Is there any other use for shebangs/hashbangs besides for making AJAX contents crawlable for Google? Or is that it?
问题:
回答1:
The hash when used in a URL has existed since long before Ajax was invented.
It was originally intended as a reference to a sub-section within a page. In this context, you would, for example, have a table of contents at the top of a page, each of which would be a hash link to a section of the same page. When you click on these links, the page scrolls down (or up) to the relevant marker.
When the browser receives a URL with a hash in it, only the part of the address before the hash is sent to the server as a page request. The hash part is kept by the browser to deal with itself and scroll the page to the relevant position.
This is what the hash syntax was originally intended for, so this is the direct answer to your question. But I'll carry on a bit and explain how we got from there to where we are now...
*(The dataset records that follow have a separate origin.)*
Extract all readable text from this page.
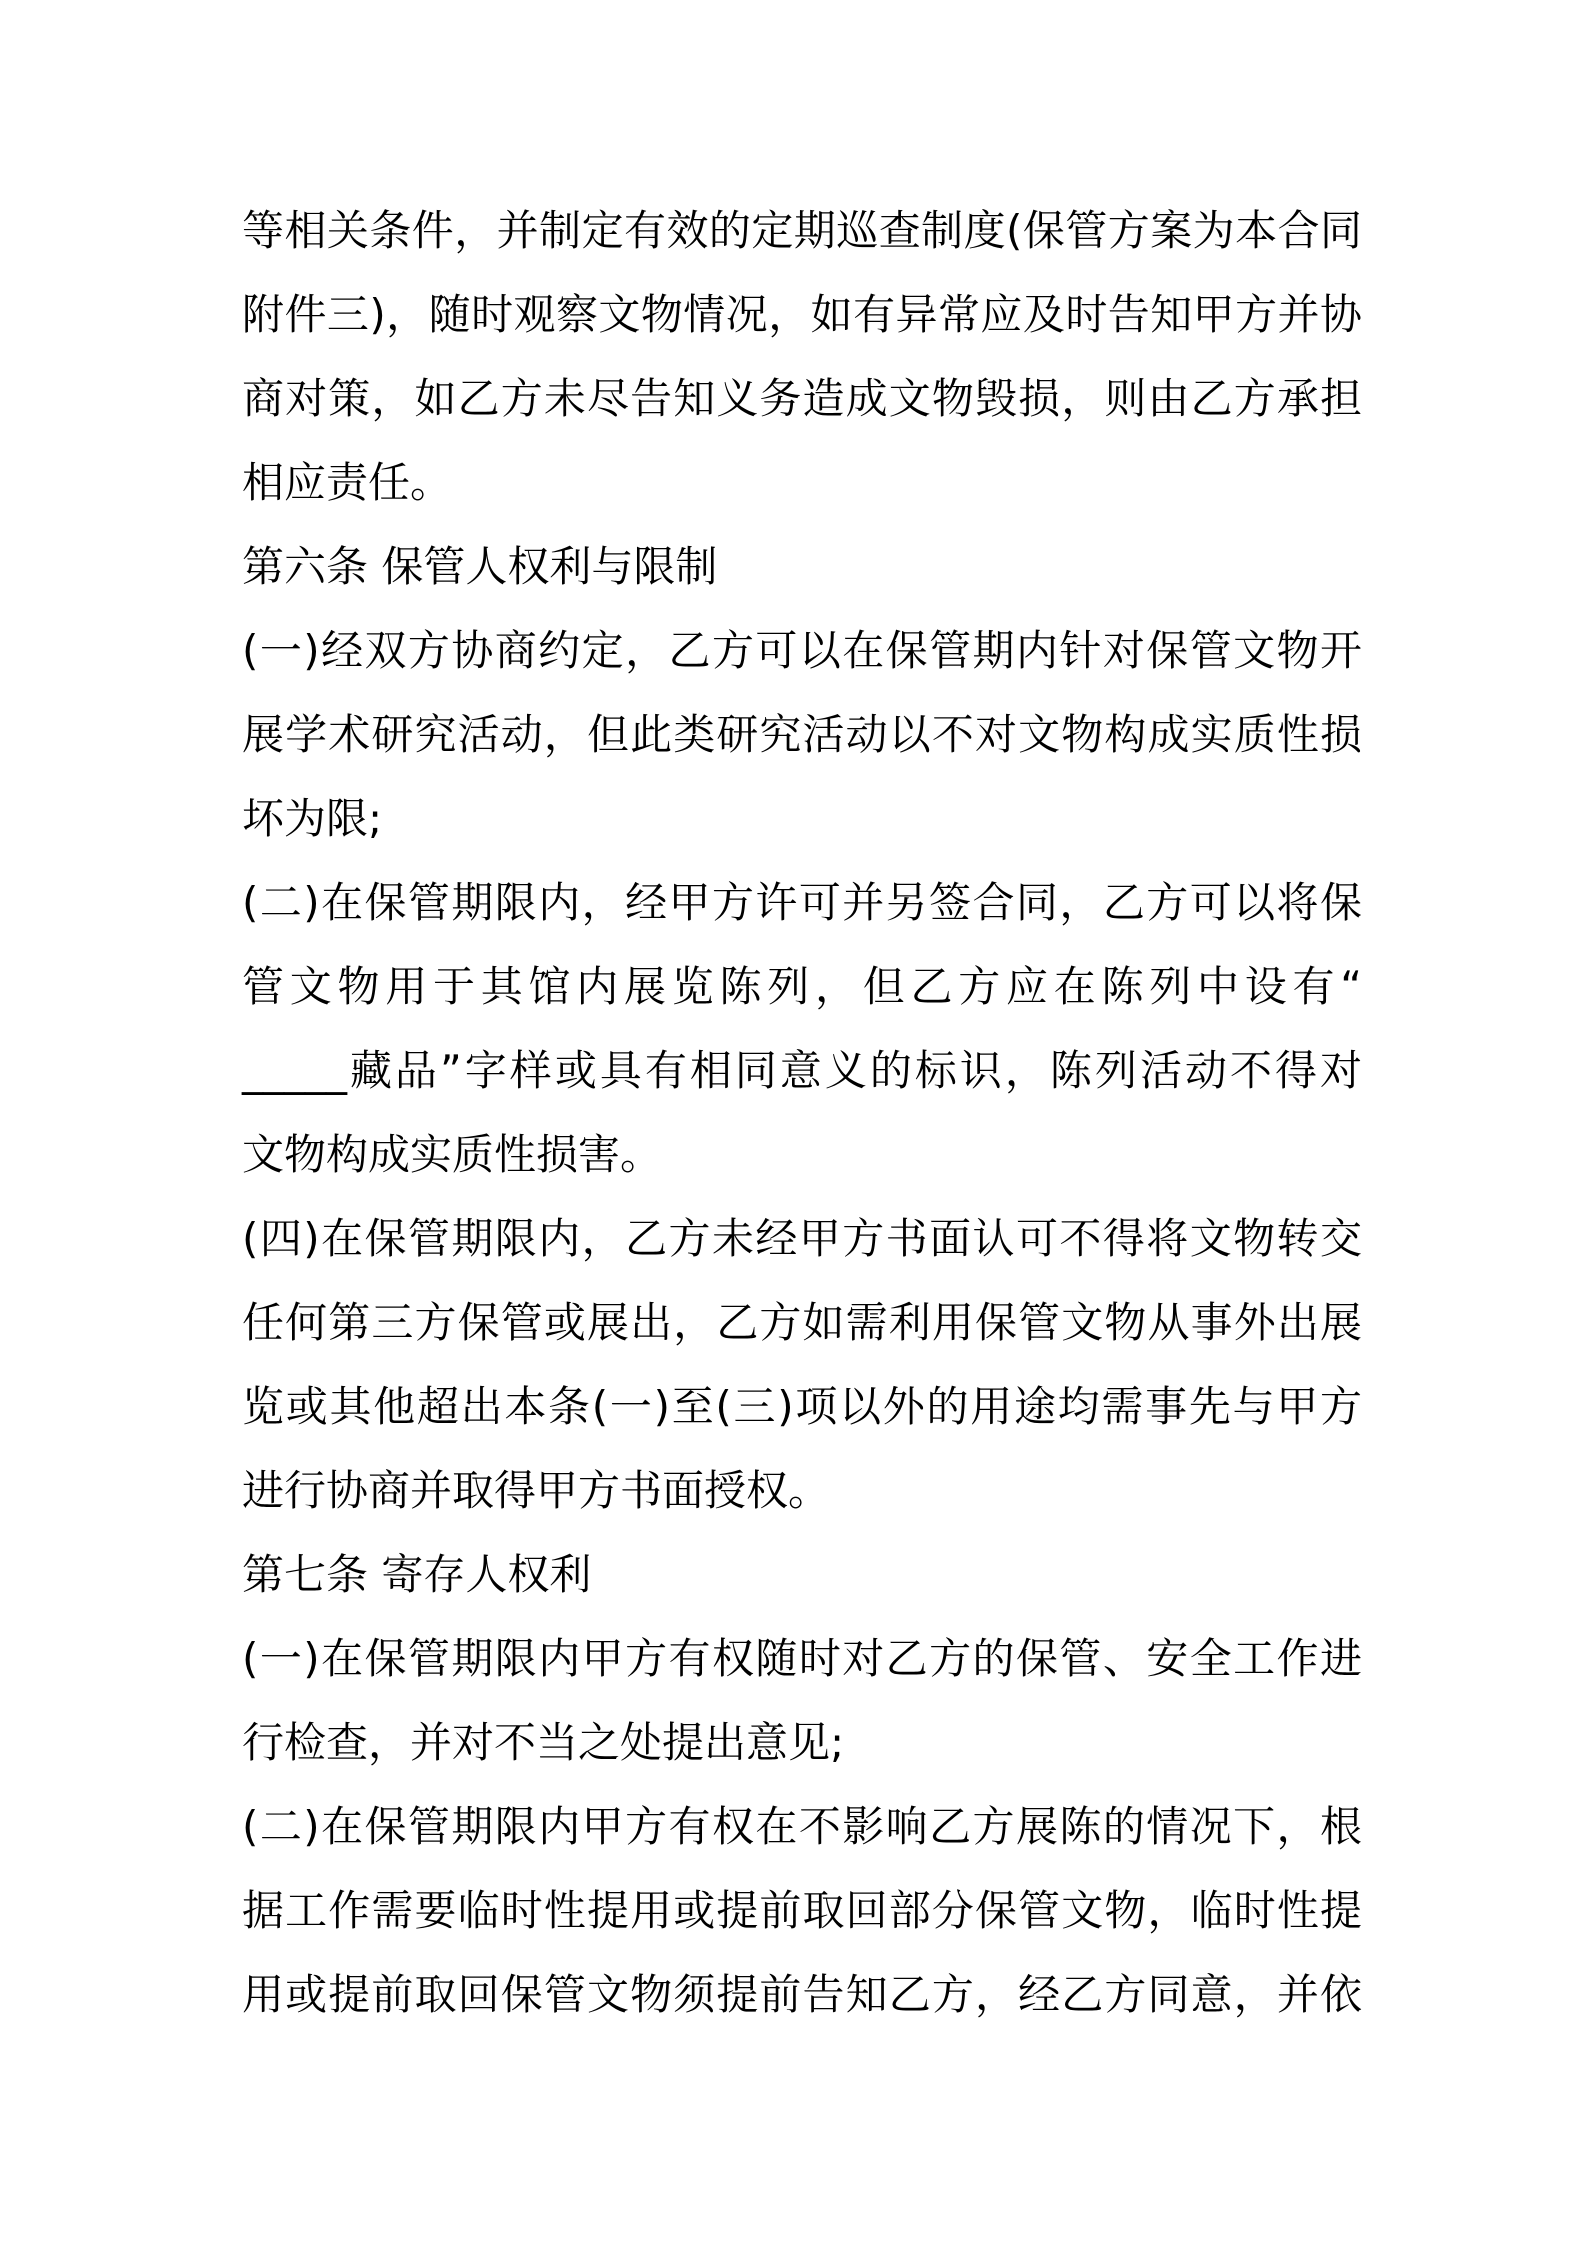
等相关条件，并制定有效的定期巡查制度(保管方案为本合同
附件三)，随时观察文物情况，如有异常应及时告知甲方并协
商对策，如乙方未尽告知义务造成文物毁损，则由乙方承担
相应责任。
第六条 保管人权利与限制
(一)经双方协商约定，乙方可以在保管期内针对保管文物开
展学术研究活动，但此类研究活动以不对文物构成实质性损
坏为限;
(二)在保管期限内，经甲方许可并另签合同，乙方可以将保
管文物用于其馆内展览陈列，但乙方应在陈列中设有“
_____藏品”字样或具有相同意义的标识，陈列活动不得对
文物构成实质性损害。
(四)在保管期限内，乙方未经甲方书面认可不得将文物转交
任何第三方保管或展出，乙方如需利用保管文物从事外出展
览或其他超出本条(一)至(三)项以外的用途均需事先与甲方
进行协商并取得甲方书面授权。
第七条 寄存人权利
(一)在保管期限内甲方有权随时对乙方的保管、安全工作进
行检查，并对不当之处提出意见;
(二)在保管期限内甲方有权在不影响乙方展陈的情况下，根
据工作需要临时性提用或提前取回部分保管文物，临时性提
用或提前取回保管文物须提前告知乙方，经乙方同意，并依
When Ajax was invented, people started wanting to find ways to have a single page on their site, but still have links that people could click on externally to get directly to the relevant content.
Developers quickly realised that the existing hash syntax could do this for them, because it is possible to read the URL's hash value from within javascript. All you have to do then is stop it from scrolling when it sees a hash (which is easy enough), and you've got a bit of the URL which is effectively ignored by the browser, but can be read and written to by javascript; perfect for use with Ajax. The fact that Google includes the hash part of a URL in its searches was just a lucky bonus to begin with, but has become quite important since the technique has become more widespread.
I note that people are calling this hash syntax a "shebang" or "hashbang", but technically that's incorrect; it's just a hash that is relevant -- the 'bang' part of the word "hashbang" refers to an exclamation mark ('bang' is a printing industry term for it). Some URLs may indeed add an exclamation mark after the hash, but only the hash is relevant to the browser; the string after it is entirely up to the site's authors; it may include an exclamation mark or not as they choose, but either way the browser won't do anything with it. Feel free to keep calling it a hashbang or shebang if you like, but understand that only the hash is of significance.
The actual term "shebang" or "hashbang" goes back a lot further, and does refer to a #!
syntax, but not in the context of a URL.
The original meaning of this term was where these symbols were used at the beginning of a Unix script file, to tell the script processor what programming language the script is written in.
So this is indeed an answer to your question, the way you've worded it, but is probably not what you meant, since it has nothing to do with URLs at all.